How long does it take for new animal species to “evolve”? According to well-known evolutionary biologist and atheist Stephen J. Gould, it takes anywhere from a few thousand years to several tens of thousands of years—a very conservative estimate when we consider Gould’s Punctuated Equilibrium evolutionary model (Gould 2002, p. 606).
Yet according to a recent 2017 Science article (Lamichhaney 2018), a new species of Galapagos finches, dubbed the ‘big bird lineage’ by the researchers, evolved in just the last 50 years. Commenting on this article, Princeton News writers said, “Researchers previously assumed that the formation of a new species takes a very long time, but in the Big Bird lineage it happened in just two generations” (Staff at Princeton University News, 2017).
So, why is this important for young-age creationists? Well, according to the young-age creationist model, most of our modern land animals diversified from very different ark kinds that flourished right after the Flood, just five thousand years ago. The problem is that the micro-evolutionary mechanisms that we see working today can only with great difficulty account for those changes. Natural selection, for example, is just too slow (Wood and Murray 2003).

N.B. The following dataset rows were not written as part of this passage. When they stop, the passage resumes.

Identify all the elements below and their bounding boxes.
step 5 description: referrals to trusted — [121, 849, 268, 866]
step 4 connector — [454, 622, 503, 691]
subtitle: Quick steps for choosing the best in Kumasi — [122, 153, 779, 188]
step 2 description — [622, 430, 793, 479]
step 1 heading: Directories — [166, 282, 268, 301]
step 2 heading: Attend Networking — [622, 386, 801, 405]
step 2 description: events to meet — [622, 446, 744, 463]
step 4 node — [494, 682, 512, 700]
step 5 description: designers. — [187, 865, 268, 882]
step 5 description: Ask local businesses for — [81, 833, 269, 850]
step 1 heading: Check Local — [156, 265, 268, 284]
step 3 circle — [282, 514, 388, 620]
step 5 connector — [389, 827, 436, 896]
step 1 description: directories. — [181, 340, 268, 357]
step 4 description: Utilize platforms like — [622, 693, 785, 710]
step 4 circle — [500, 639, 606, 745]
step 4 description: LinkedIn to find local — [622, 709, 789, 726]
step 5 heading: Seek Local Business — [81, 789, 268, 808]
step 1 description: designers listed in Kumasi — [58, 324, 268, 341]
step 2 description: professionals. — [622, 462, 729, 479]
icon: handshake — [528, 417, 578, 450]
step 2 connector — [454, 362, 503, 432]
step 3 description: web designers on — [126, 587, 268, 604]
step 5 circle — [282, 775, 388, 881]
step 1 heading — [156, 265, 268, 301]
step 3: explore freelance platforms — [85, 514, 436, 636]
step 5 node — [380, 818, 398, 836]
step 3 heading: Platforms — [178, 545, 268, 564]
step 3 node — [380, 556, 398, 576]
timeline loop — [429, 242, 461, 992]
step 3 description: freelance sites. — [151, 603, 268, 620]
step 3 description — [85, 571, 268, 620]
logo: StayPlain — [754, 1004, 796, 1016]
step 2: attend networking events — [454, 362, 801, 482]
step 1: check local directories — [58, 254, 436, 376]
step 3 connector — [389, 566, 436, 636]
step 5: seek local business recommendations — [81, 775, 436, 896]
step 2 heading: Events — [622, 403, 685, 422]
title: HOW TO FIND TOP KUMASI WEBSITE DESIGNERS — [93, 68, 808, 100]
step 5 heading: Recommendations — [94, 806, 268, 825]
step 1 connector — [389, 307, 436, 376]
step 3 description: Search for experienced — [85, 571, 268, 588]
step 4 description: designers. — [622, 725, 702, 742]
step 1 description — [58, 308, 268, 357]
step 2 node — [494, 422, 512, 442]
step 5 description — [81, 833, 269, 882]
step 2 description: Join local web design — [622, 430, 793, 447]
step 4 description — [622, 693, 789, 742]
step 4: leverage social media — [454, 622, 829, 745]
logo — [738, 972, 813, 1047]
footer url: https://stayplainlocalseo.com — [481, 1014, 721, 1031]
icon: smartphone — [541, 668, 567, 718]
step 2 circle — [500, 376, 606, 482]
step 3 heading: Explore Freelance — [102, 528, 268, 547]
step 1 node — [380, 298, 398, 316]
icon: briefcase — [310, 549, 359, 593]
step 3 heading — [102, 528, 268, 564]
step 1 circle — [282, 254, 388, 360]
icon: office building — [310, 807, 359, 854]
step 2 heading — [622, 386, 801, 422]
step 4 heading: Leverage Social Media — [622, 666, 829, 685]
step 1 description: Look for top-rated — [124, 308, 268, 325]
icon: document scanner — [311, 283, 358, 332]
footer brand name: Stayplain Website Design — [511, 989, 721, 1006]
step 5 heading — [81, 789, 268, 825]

And this is why this research is so interesting. You see, for the most part, this new species of finch is the product of hybridization and not natural selection. About 50 years ago, a lone finch male found its way to the Galapagos Islands where it mated with a separate finch species resident to the island. This was unusual because finches, having their own unique song and beak form, usually only mate with members of their own species. Being alone on the island of course made this impossible, furnishing the finch with no other option.
The baby finches, however, did not adopt the song of either the mother or father, and their beak size and form was also different from both parents. As a result, the male offspring failed to attract female mates from any of the other three finch species on the island, including that of the mother, and were forced to mate with members of their own lineage. This situation literally produced a new species in just two generations. Fifty years on and the incipient species remains reproductively isolated, forging its own competitive niche alongside the three other resident species.
Now, do not misunderstand me. I am not saying that the post-Flood radiation of all land animal species occurred through hybridization. This is but a single Darwinian alternative. As it turns out, scientists are finding more and more biological mechanisms of change that bypass the slow and gradual rates of micro-evolutionary change usually associated with natural selection and traditional methods of adaptationism (Gould 2002; Guliuzza and Gaskill 2018). It is entirely plausible that other, as yet unknown mechanisms will either soon be discovered, or perhaps remain dormant, waiting for the next global disaster to pressure their re-emergence. Young-age creationists should be excited.
As a young-age creationist boon, this hybridization example also supports the notion of a very young biosphere. You see, including this new species of finch, there presently exist a total of just 18 finch species living on the Galapagos Islands. Yet according to the conventional view, the other 17 species evolved over at least one to perhaps as many as two million years. Using the more conservative number, that’s the evolution of one finch species every 58,000 years. Yet using empirically based science, we now know that finch species can “evolve” in less than 50 years. I don’t know about you, but I think it is much more plausible, given the scientific data, to believe that the other 17 species of finch actually diversified from a single pair just a few thousands of years ago.
Gould, Stephen Jay. 2002. The Structure of Evolutionary Theory. Cambridge, Massachusetts: Belknap Harvard.
Guliuzza, R.J., and Gaskill, P.B. 2018. Continuous environmental tracking: An engineering framework to understand adaptation and diversification. In Proceedings of the Eighth International Conference on Creationism, ed. J.H. Whitmore, pp. 158–184. Pittsburgh, Pennsylvania: Creation Science Fellowship.
Princeton University News. (2017). Study of Darwin’s finches reveals that new species can develop in as little as two generations. Accessed 11/7/2023. https://www.princeton.edu/news/2017/11/27/study-darwins-finches-reveals-new-species-can-develop-little-two-generations
Sangeet, Lamichhaney et al. 2018. Rapid hybrid speciation in Darwin’s finches. Science Vol. 359:224-228.DOI:10.1126/science.aao4593
Wood, T.C., and Murray, J.M. 2003. Understanding the pattern of life: origins and organization of the species. Nashville, Tennessee. Broadman and Holman Publishers.